Les vastes étendues des territoires de la lointaine Asie abritent des milliards d’individus voraces, comme des criquets de passage sur des champs de verdure ou des trous noirs dans les régions chaotiques situées au centre de notre galaxie, la Voie Lactée, qui avalent tout ce dont ils s’approchent. Ils ne veulent pas de nous, en dépit de leur rhétorique creuse. Ils ne veulent non plus de notre amitié. A leurs yeux nous n’avons aucune valeur nutritive ou marchande. Ce qu’ils désirent au premier chef ce sont les poissons de nos eaux. Il arrive certes que, dans un saut de dignité nationale, on ose prendre quelques mesures courageuses pour les chasser et éloigner leurs navires interlopes de nos eaux marines.

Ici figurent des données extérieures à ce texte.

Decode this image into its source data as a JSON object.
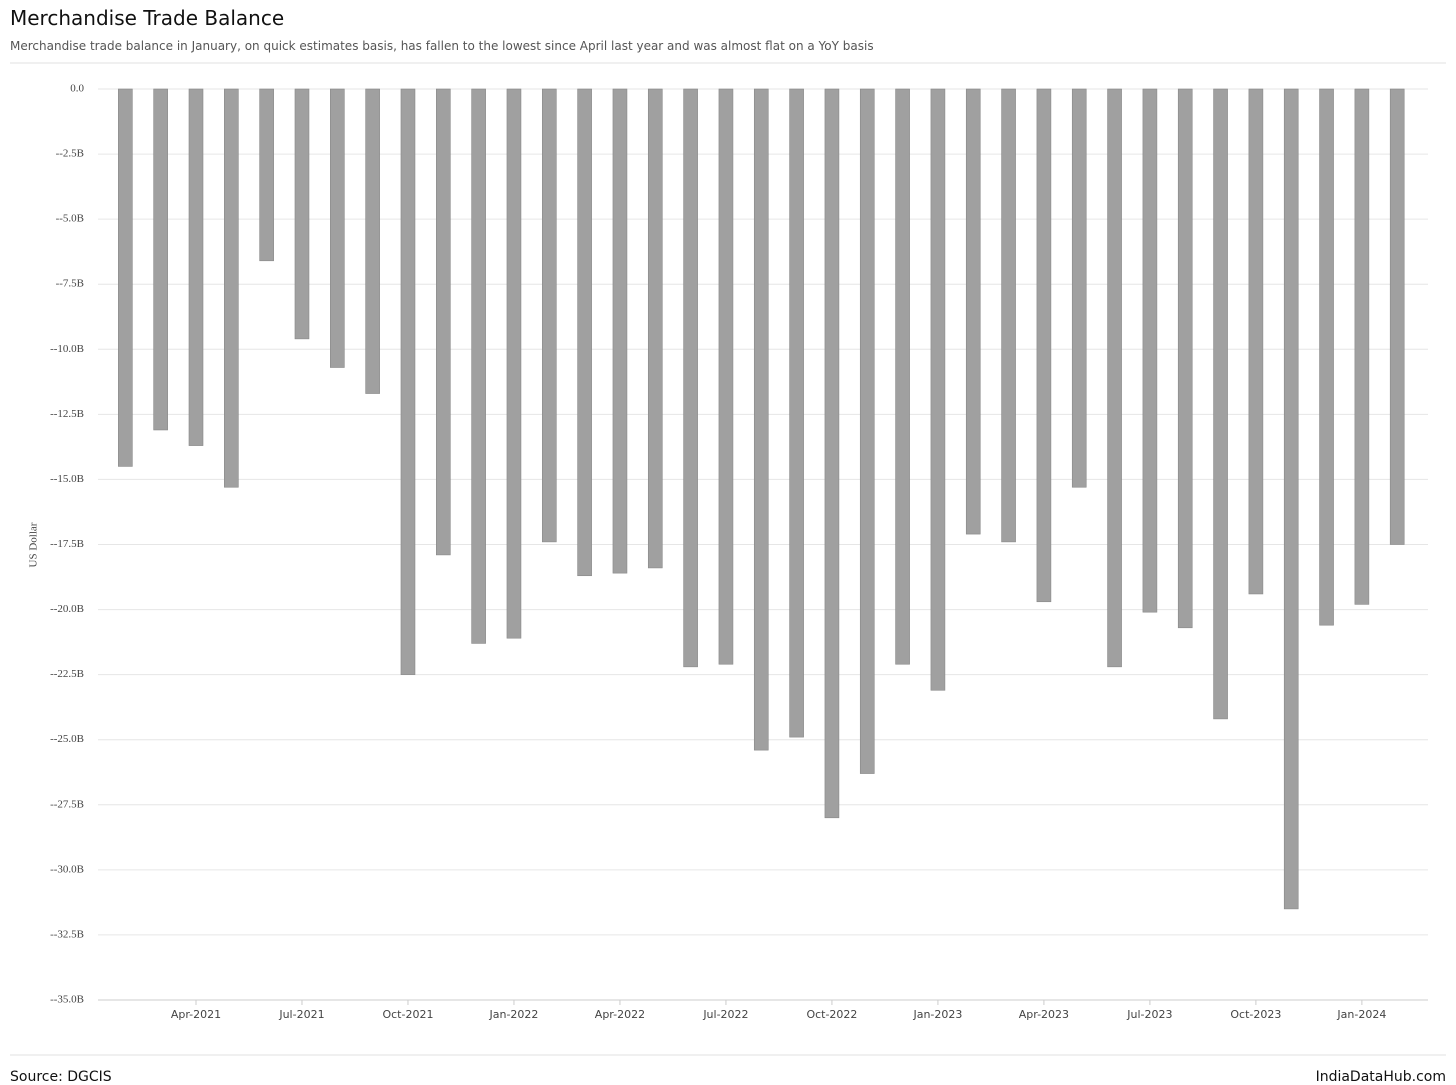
{
  "chart_data": {
    "type": "bar",
    "title": "Merchandise Trade Balance",
    "subtitle": "Merchandise trade balance in January, on quick estimates basis, has fallen to the lowest since April last year and was almost flat on a YoY basis",
    "y_label": "US Dollar",
    "source": "Source: DGCIS",
    "brand": "IndiaDataHub.com",
    "color": "#a0a0a0",
    "grid": true,
    "x": [
      "2021-01",
      "2021-02",
      "2021-03",
      "2021-04",
      "2021-05",
      "2021-06",
      "2021-07",
      "2021-08",
      "2021-09",
      "2021-10",
      "2021-11",
      "2021-12",
      "2022-01",
      "2022-02",
      "2022-03",
      "2022-04",
      "2022-05",
      "2022-06",
      "2022-07",
      "2022-08",
      "2022-09",
      "2022-10",
      "2022-11",
      "2022-12",
      "2023-01",
      "2023-02",
      "2023-03",
      "2023-04",
      "2023-05",
      "2023-06",
      "2023-07",
      "2023-08",
      "2023-09",
      "2023-10",
      "2023-11",
      "2023-12",
      "2024-01"
    ],
    "values": [
      -14.5,
      -13.1,
      -13.7,
      -15.3,
      -6.6,
      -9.6,
      -10.7,
      -11.7,
      -22.5,
      -17.9,
      -21.3,
      -21.1,
      -17.4,
      -18.7,
      -18.6,
      -18.4,
      -22.2,
      -22.1,
      -25.4,
      -24.9,
      -28.0,
      -26.3,
      -22.1,
      -23.1,
      -17.1,
      -17.4,
      -19.7,
      -15.3,
      -22.2,
      -20.1,
      -20.7,
      -24.2,
      -19.4,
      -31.5,
      -20.6,
      -19.8,
      -17.5
    ],
    "xticks": [
      {
        "value": "2021-04",
        "label": "Apr-2021"
      },
      {
        "value": "2021-07",
        "label": "Jul-2021"
      },
      {
        "value": "2021-10",
        "label": "Oct-2021"
      },
      {
        "value": "2022-01",
        "label": "Jan-2022"
      },
      {
        "value": "2022-04",
        "label": "Apr-2022"
      },
      {
        "value": "2022-07",
        "label": "Jul-2022"
      },
      {
        "value": "2022-10",
        "label": "Oct-2022"
      },
      {
        "value": "2023-01",
        "label": "Jan-2023"
      },
      {
        "value": "2023-04",
        "label": "Apr-2023"
      },
      {
        "value": "2023-07",
        "label": "Jul-2023"
      },
      {
        "value": "2023-10",
        "label": "Oct-2023"
      },
      {
        "value": "2024-01",
        "label": "Jan-2024"
      }
    ],
    "ylim": [
      -35,
      0
    ],
    "yticks": [
      {
        "value": 0,
        "label": "0.0"
      },
      {
        "value": -2.5,
        "label": "--2.5B"
      },
      {
        "value": -5,
        "label": "--5.0B"
      },
      {
        "value": -7.5,
        "label": "--7.5B"
      },
      {
        "value": -10,
        "label": "--10.0B"
      },
      {
        "value": -12.5,
        "label": "--12.5B"
      },
      {
        "value": -15,
        "label": "--15.0B"
      },
      {
        "value": -17.5,
        "label": "--17.5B"
      },
      {
        "value": -20,
        "label": "--20.0B"
      },
      {
        "value": -22.5,
        "label": "--22.5B"
      },
      {
        "value": -25,
        "label": "--25.0B"
      },
      {
        "value": -27.5,
        "label": "--27.5B"
      },
      {
        "value": -30,
        "label": "--30.0B"
      },
      {
        "value": -32.5,
        "label": "--32.5B"
      },
      {
        "value": -35,
        "label": "--35.0B"
      }
    ]
  }
}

Mais, têtus et récalcitrants qu’ils sont, toujours est-il qu’ils reviennent pour polluer et piller nos ressources halieutiques. Dans leurs pillages, ils sont aidés par la cupidité des décideurs politiques qui délivrent à droite et à gauche des autorisations de pêche à des hommes gourmands qui ne se soucient guère et ne se sont jamais souciés de l’écologie.
Voila à nouveau Saraba qui se perd une fois de plus par notre propre faute, comme déjà l’Eden mythique fut perdu par les premiers parents des hommes chassés du Paradis à cause du péché primordial qu’ils commirent. Saraba, tout comme Paradise Lost, est une vaste métaphore sur des questions relatives à la condition humaine. Si le poème de Milton exprime les regrets, les complaintes et le désenchantement de l’homme privé du bonheur primordial, les chants de Saraba ne sont pas plus qu’une invite à l’idylle et à la convivialité. Cette conception de Saraba repose sur notre ferme volonté et notre détermination à protéger nos ressources naturelles contre la souillure des mains sales des prédateurs venus des horizons lointains. Si, au contraire, par paresse, par crainte ou par cupidité nous laissons des hommes voraces polluer et piller les sources de notre bonheur terrestre et de celui des générations montantes, Saraba sera inexorablement transformé d’un joyeux chant idyllique en une élégie sombre de tristesse, d’amertume, de spleen et de lamentations inutiles sur le mauvais sort. C’est ainsi que le principe de structuration qui y sera à l’œuvre sera identique à celui de Paradise Lost (Paradis perdu).